Citou ainda uma cerimônia na Freedom Tower, em Miami, onde o procurador dos EUA Jason Reding Quiñones anunciou acusações criminais contra o ex-presidente cubano Raúl Castro, apontando o episódio como evidência de crescente pressão.

O Departamento de Justiça dos EUA não confirmou qualquer prisão, enquanto autoridades cubanas rejeitaram a iniciativa como politicamente motivada.

Como resultado, movimentos de solidariedade pediram que Pretória leve o caso de Cuba às Nações Unidas, União Africana, BRICS e outros fóruns multilaterais.

Eles também alertaram que “sanções e medidas coercitivas estão sendo cada vez mais usadas para minar a soberania de países que se recusam a se submeter a pressões externas”.

Mashatile, que também é vice-presidente do ANC, afirmou que a relação com Cuba foi forjada durante a luta de libertação. Os laços do partido com Havana remontam ao período do apartheid. Em 1991, Nelson Mandela elogiou internacionalistas cubanos por sua contribuição à independência africana, liberdade e justiça.

Ele descreveu a Batalha de Cuito Cuanavale, em 1988, como “um marco na luta pela libertação da África Austral”, visão que ainda influencia a posição do ANC sobre o papel de Cuba na região.

Esse vínculo histórico sustenta a posição atual de Pretória. África do Sul e Cuba mantêm relações diplomáticas desde 1994, com apoio consistente a resoluções da ONU pelo fim do embargo.

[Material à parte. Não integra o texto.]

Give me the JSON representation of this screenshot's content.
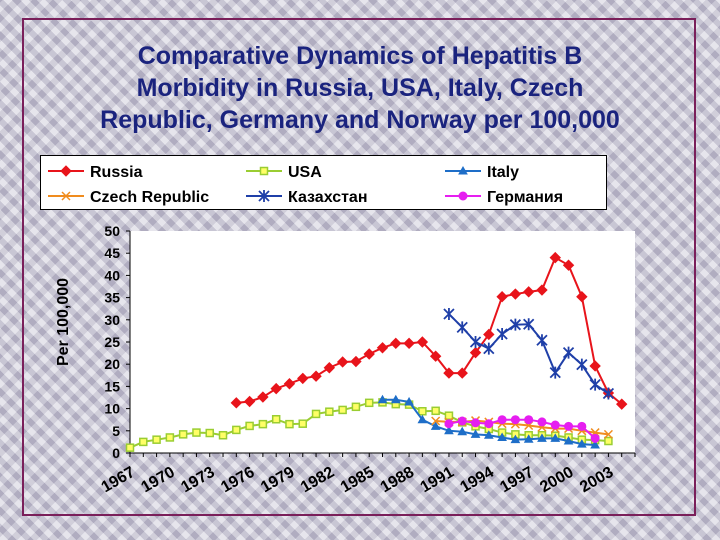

A cooperação se expandiu por meio de plataformas multilaterais. Pretória convidou o presidente cubano Miguel Díaz-Canel para a Cúpula do BRICS de 2023 em Joanesburgo, e Cuba tornou-se país parceiro do BRICS em 1º de janeiro de 2025, após aprovação no encontro de Kazan em outubro de 2024.

Grande parte da cooperação prática ocorre por meio do Mecanismo de Consulta Conjunta, que coordena há décadas ações em saúde, educação, ciência, tecnologia, infraestrutura e capacitação.

Milhares de estudantes de medicina sul-africanos foram formados em Cuba, e médicos e especialistas cubanos atuam na África do Sul desde o fim do apartheid.

A próxima 19ª sessão do mecanismo, prevista para este ano, deve aprofundar a cooperação em meio às dificuldades econômicas enfrentadas por Cuba e ao impacto das sanções dos EUA.

“Estamos comprometidos em sustentar e fortalecer essa cooperação para o benefício mútuo de nossos povos”, disse Mashatile após o encontro com o embaixador Rodríguez Pinelo.

Segundo a presidência, a reunião desta sexta-feira faz parte dos preparativos para a 19ª sessão do Mecanismo de Consulta Conjunta África do Sul–Cuba, que será sediada pela África do Sul ainda este ano.

A sessão será a primeira desde que Cuba se tornou parceira do BRICS+ e deve reforçar laços construídos durante a luta contra o apartheid, além de reafirmar o apoio diplomático contínuo de Pretória a Havana.